By Mike Colpitts
U.S. Treasury bonds hitting their lowest levels in all-time history sent mortgage rates to record all-time lows again this week. The 30-year fixed rate mortgage dropped to an average of 3.75% in the Freddie Mac survey. It was the fifth straight week that mortgage rates hit new record all-time lows.
The rate of the 10-year Treasury bond hit 1.629% in Wednesday afternoon trading, the lowest the benchmark security has reached in the history of trading in financial markets.
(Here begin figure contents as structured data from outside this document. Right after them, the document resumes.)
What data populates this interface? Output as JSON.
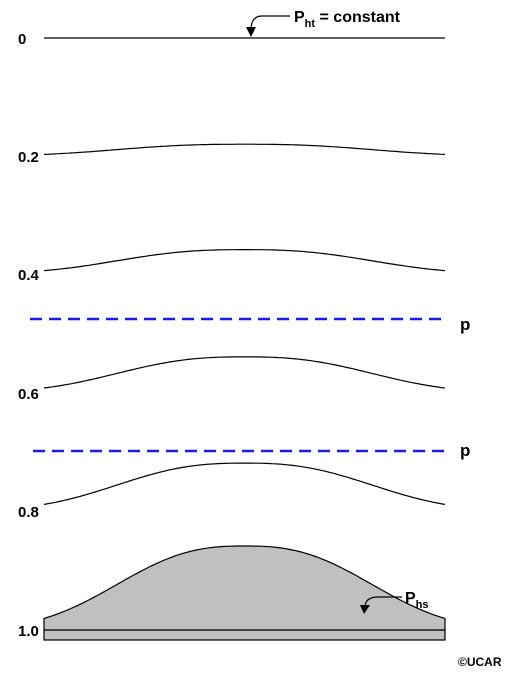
{
  "levels": [
    {
      "label": "0",
      "relief": 0
    },
    {
      "label": "0.2",
      "relief": 0.14
    },
    {
      "label": "0.4",
      "relief": 0.29
    },
    {
      "label": "0.6",
      "relief": 0.43
    },
    {
      "label": "0.8",
      "relief": 0.57
    },
    {
      "label": "1.0",
      "relief": 1
    }
  ],
  "pressure_surfaces": [
    {
      "label": "p",
      "color": "#1a1aff"
    },
    {
      "label": "p",
      "color": "#1a1aff"
    }
  ],
  "top_annotation": {
    "main": "P",
    "sub": "ht",
    "rest": " = constant"
  },
  "surface_annotation": {
    "main": "P",
    "sub": "hs"
  },
  "terrain_fill": "#c0c0c0",
  "credit": "©UCAR"
}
The drop in Treasury rates and indexes in other financial markets is being triggered by financial uncertainty in Europe.
“Concerns over tensions in the Eurozone led to a decline in long term Treasury bond yields helping to bring fixed mortgage rates to new record lows,” said Freddie Mac chief economist Frank Nothaft. “Compared to a year ago, rates on 30-year fixed rate mortgages are almost 0.9 percentage points lower.”
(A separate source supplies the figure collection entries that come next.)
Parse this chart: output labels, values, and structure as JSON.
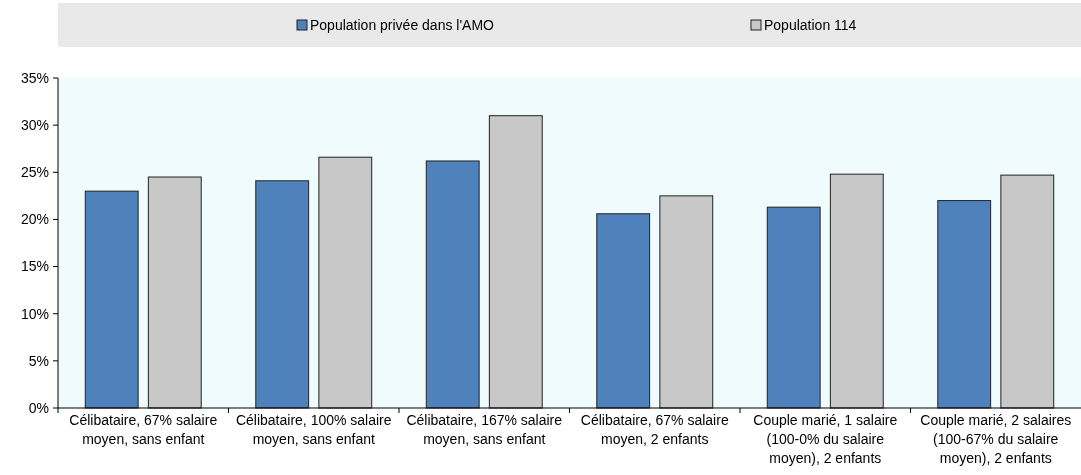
{
  "chart_data": {
    "type": "bar",
    "categories": [
      "Célibataire, 67% salaire moyen, sans enfant",
      "Célibataire, 100% salaire moyen, sans enfant",
      "Célibataire, 167% salaire moyen, sans enfant",
      "Célibataire, 67% salaire moyen, 2 enfants",
      "Couple marié, 1 salaire (100-0% du salaire moyen), 2 enfants",
      "Couple marié, 2 salaires (100-67% du salaire moyen), 2 enfants"
    ],
    "series": [
      {
        "name": "Population privée dans l'AMO",
        "color": "#4f81bd",
        "values": [
          23.0,
          24.1,
          26.2,
          20.6,
          21.3,
          22.0
        ]
      },
      {
        "name": "Population 114",
        "color": "#c8c8c8",
        "values": [
          24.5,
          26.6,
          31.0,
          22.5,
          24.8,
          24.7
        ]
      }
    ],
    "ylim": [
      0,
      35
    ],
    "yticks": [
      {
        "value": 0,
        "label": "0%"
      },
      {
        "value": 5,
        "label": "5%"
      },
      {
        "value": 10,
        "label": "10%"
      },
      {
        "value": 15,
        "label": "15%"
      },
      {
        "value": 20,
        "label": "20%"
      },
      {
        "value": 25,
        "label": "25%"
      },
      {
        "value": 30,
        "label": "30%"
      },
      {
        "value": 35,
        "label": "35%"
      }
    ],
    "grid": false,
    "legend": "top"
  }
}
The lower rates are driving some consumers to refinance home mortgages, and especially first time buyers to enter the housing market. Home prices in most areas of the country, however, continue to decline amid concerns over the greater U.S. economy.
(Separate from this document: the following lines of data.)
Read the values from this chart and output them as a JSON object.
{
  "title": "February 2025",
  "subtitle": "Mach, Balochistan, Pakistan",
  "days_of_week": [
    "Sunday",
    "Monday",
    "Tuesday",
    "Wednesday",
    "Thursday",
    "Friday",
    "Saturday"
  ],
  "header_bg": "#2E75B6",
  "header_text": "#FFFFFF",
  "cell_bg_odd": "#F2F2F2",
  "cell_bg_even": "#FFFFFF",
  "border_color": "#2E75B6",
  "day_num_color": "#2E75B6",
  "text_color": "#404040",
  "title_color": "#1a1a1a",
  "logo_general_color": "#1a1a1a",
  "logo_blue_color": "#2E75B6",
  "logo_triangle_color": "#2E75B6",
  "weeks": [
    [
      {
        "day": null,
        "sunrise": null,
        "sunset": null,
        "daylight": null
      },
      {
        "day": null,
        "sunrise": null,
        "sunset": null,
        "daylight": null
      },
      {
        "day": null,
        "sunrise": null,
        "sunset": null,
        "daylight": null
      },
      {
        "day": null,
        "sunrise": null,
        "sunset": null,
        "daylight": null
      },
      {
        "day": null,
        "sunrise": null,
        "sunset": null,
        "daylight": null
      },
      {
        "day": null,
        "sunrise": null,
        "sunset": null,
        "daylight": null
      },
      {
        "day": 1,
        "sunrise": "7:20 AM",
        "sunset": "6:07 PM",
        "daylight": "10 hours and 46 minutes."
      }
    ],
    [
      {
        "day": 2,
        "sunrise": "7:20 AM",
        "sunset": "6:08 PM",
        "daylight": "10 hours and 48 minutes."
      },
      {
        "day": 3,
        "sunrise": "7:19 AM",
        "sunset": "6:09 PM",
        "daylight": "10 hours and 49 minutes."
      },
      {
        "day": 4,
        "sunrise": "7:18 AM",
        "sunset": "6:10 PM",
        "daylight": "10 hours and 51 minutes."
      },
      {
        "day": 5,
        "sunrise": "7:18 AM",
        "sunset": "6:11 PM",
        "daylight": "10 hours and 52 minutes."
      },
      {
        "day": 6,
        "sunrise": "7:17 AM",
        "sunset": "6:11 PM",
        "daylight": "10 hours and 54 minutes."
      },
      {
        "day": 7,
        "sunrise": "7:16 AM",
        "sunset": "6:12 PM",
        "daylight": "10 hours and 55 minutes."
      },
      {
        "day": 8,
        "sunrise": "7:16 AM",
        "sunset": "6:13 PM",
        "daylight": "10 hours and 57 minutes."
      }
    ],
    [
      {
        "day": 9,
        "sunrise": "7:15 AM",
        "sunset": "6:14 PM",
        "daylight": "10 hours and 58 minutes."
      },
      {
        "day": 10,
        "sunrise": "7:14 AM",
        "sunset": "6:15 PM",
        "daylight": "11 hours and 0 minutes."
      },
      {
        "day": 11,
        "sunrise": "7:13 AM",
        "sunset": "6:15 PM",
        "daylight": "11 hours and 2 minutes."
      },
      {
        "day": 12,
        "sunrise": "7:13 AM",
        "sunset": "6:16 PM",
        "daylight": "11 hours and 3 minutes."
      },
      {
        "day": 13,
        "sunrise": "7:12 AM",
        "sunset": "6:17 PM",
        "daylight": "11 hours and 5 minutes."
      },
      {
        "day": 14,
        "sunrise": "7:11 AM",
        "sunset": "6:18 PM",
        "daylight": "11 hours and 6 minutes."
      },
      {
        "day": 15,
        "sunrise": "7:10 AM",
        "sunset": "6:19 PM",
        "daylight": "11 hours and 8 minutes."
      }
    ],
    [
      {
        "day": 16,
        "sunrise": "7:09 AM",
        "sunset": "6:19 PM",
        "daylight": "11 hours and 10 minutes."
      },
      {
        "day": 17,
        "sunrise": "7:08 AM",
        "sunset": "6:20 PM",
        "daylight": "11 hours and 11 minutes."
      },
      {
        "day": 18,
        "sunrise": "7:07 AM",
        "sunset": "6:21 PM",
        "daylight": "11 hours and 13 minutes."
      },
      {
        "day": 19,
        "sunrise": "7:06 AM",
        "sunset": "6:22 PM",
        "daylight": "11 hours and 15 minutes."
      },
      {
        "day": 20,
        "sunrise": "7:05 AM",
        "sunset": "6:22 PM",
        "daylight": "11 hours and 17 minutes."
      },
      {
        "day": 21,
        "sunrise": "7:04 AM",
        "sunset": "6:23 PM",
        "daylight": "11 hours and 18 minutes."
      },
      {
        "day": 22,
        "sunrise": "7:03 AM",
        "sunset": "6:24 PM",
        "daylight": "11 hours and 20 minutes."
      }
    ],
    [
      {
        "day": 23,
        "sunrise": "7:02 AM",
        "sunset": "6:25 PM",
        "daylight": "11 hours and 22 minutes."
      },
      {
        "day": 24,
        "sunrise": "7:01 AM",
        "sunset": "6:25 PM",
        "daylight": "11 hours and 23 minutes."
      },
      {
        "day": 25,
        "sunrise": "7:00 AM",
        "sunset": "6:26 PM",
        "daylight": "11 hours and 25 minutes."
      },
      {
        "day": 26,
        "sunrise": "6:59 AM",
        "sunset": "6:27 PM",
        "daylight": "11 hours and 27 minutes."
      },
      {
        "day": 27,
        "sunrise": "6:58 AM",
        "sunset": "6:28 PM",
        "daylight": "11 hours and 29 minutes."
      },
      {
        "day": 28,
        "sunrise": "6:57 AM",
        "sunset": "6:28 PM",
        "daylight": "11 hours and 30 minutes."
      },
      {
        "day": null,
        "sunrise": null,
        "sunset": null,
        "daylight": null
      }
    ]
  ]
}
The fixed 15-year mortgage also dropped to a new record low, hitting 2.97% with an average 0.7 point for borrowers seeking the shorter term mortgage. Last week the same loan was 3.04%.
The 5-year adjustable rate mortgage rose a single basis point in the Freddie Mac survey, to 2.84% for the week from the prior week. However, only about 5% of all borrowers applying for home loans these days are opting for adjustable rates since fixed loans are so low. The 1-year ARM remained unchanged for the week at 2.75%.